Micro Four Thirds system cameras

Discussion in 'Technology' started by khaid, May 23, 2012.

  1. It's been ambiguous who are actual photography nuts in this forum. I'll just throw this question out there..

    So I currently own a Canon Powershot G10 camera that I bought a few years ago. Recently, I've been pondering if I should go for a DSLR camera. Originally, it was the size that put me off and made me go for the G10. I still have some issues with DSLR sizes.. so I've been looking at the MFT cameras. Anyone here messed around with both for a bit of time? I'm willing to go with a DSLR if the difference is that noticeable.. I'm more using it for casual photography rather than trying to win some pulitzer prize for photography.
  2. Go to Lytro.com and prepare to have your mind blown. Some PHD grad researched this up for his thesis and is now selling it as a camera.

    I intend to get one when it comes with Windows compatible software, it is OSX only now. The device literally captures EVERYTHING in the cameras field of view, and you adjust the focus and zoom to suit your taste after the fact.
  3. On topic though, it truly depends on what you call casual photography.

    I go through phases of being a photography hobbist and I would say there is a noticeable quality improvement with a DSLR under certain conditions...

    If are willing to approach DSLR photography as if you are an artist, the quality shows. Meaning you take the time to setup your shots, experiment with exposure time, aperture settings, lighting, special affects, etc.. Essentially if you spend a whole shit load of time with it the quality shows.

    However, it gets to be burdensome and I quit for months at a time.
  4. I agree with what you say. It really begins to become a burden so you burnout for a bit. I don't have the free time like I used to so when I say casual photography, I prefer something that that has higher than average quality, great in low light conditions, and won't feel like I'm carrying a tortoise around my neck.

    I do like to experiment with different settings/effects but not to the extreme as my knowledge on some things are limited in the DSLR world so that's why I'm looking at an alternative to a DSLR. I had a chance to score a new Canon Rebel T2i for around $350 last week, but I thought about it too long and missed out on my chance. >8(

    I saw the lytros being demo'd on the first ep of On the Verge a few months ago. Very impressive for the size. Quick video for people to lazy to look it up.

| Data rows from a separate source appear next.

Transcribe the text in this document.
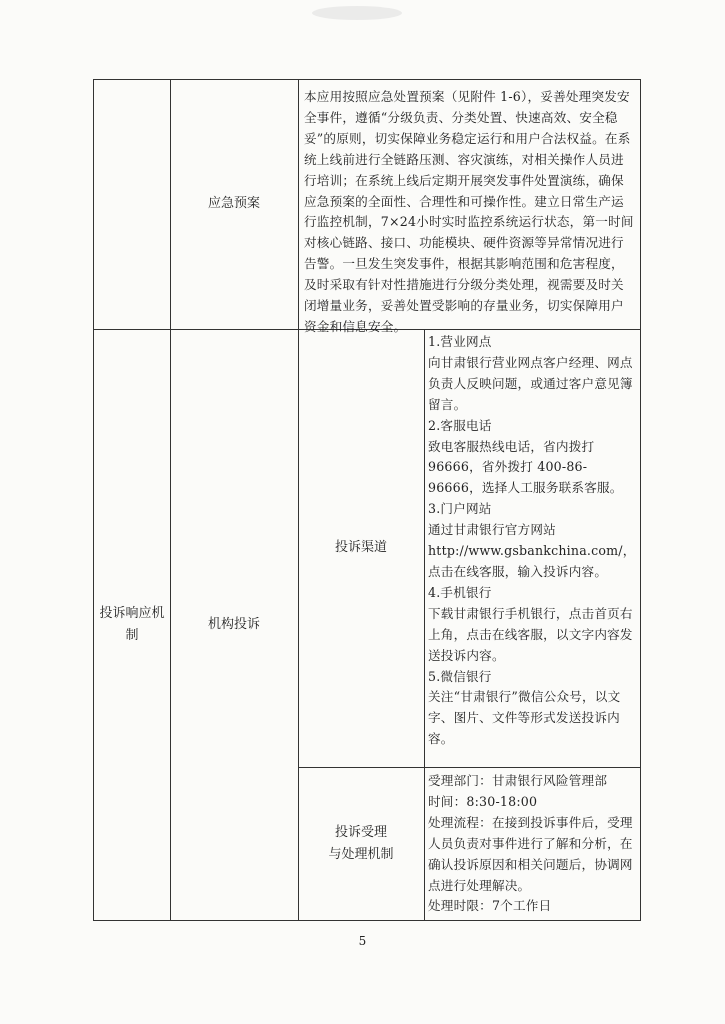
应急预案
本应用按照应急处置预案（见附件 1-6），妥善处理突发安全事件，遵循“分级负责、分类处置、快速高效、安全稳妥”的原则，切实保障业务稳定运行和用户合法权益。在系统上线前进行全链路压测、容灾演练，对相关操作人员进行培训；在系统上线后定期开展突发事件处置演练，确保应急预案的全面性、合理性和可操作性。建立日常生产运行监控机制，7×24小时实时监控系统运行状态，第一时间对核心链路、接口、功能模块、硬件资源等异常情况进行告警。一旦发生突发事件，根据其影响范围和危害程度，及时采取有针对性措施进行分级分类处理，视需要及时关闭增量业务，妥善处置受影响的存量业务，切实保障用户资金和信息安全。
投诉响应机制
机构投诉
投诉渠道
1.营业网点
向甘肃银行营业网点客户经理、网点负责人反映问题，或通过客户意见簿留言。
2.客服电话
致电客服热线电话，省内拨打96666，省外拨打 400-86-96666，选择人工服务联系客服。
3.门户网站
通过甘肃银行官方网站http://www.gsbankchina.com/，点击在线客服，输入投诉内容。
4.手机银行
下载甘肃银行手机银行，点击首页右上角，点击在线客服，以文字内容发送投诉内容。
5.微信银行
关注“甘肃银行”微信公众号，以文字、图片、文件等形式发送投诉内容。
投诉受理
与处理机制
受理部门：甘肃银行风险管理部
时间：8:30-18:00
处理流程：在接到投诉事件后，受理人员负责对事件进行了解和分析，在确认投诉原因和相关问题后，协调网点进行处理解决。
处理时限：7个工作日
5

  5. I heard you can make a camera out of a watermelon. I supposed that's still not small enough.
  6. Micro 4/3rds now have some really lovely optics and great sensors too.

    That said, your DSLRs will always be the cheaper option since the lenses are so damn cheap. I sold my Nikon D90 a year or so back because I wasn't using it. That is a big mistake since it took some truly stunning shots the lenses were so cheap. I was picking up prime lenses second hand..

    However it wasn't a camera that you could pop in your bag and just take snaps with. So I am now leaning towards dipping my toes into this magical world of 4/3rds. Sony have gone all crazy and have full on APC sensors in their 4/3rd cameras but the others like Panasonic, Olympus and Fujifilm all have some unique offerings.

    I really like the look of the Panasonic GX1 and am considering picking it up later this month due to its relative cheapness. If I do like the format I might full hog and get get the top of the line olympus as it does look shockingly good. I love the construction.

    The main appeal to me is the portability, the secondary appeal is the quality of the lenses you can buy / rent. But be aware that the offerings on 4/3rds are far less than that of a DSLR especially Nikon with its frame motor, which will drive OLD AF-D lenses. That coupled with cheap forum sales you'll be sorted. Since you have a truck lugging a DSLR shouldn't be an issue for you.

    If you can get a nice Canon D-Rebel I can attest for their stunning image quality. Even now I look at those pictures and marvel at the crisp sharpness of that sensor. It beats the crap out of the sensor in the D90 in some aspects for sure.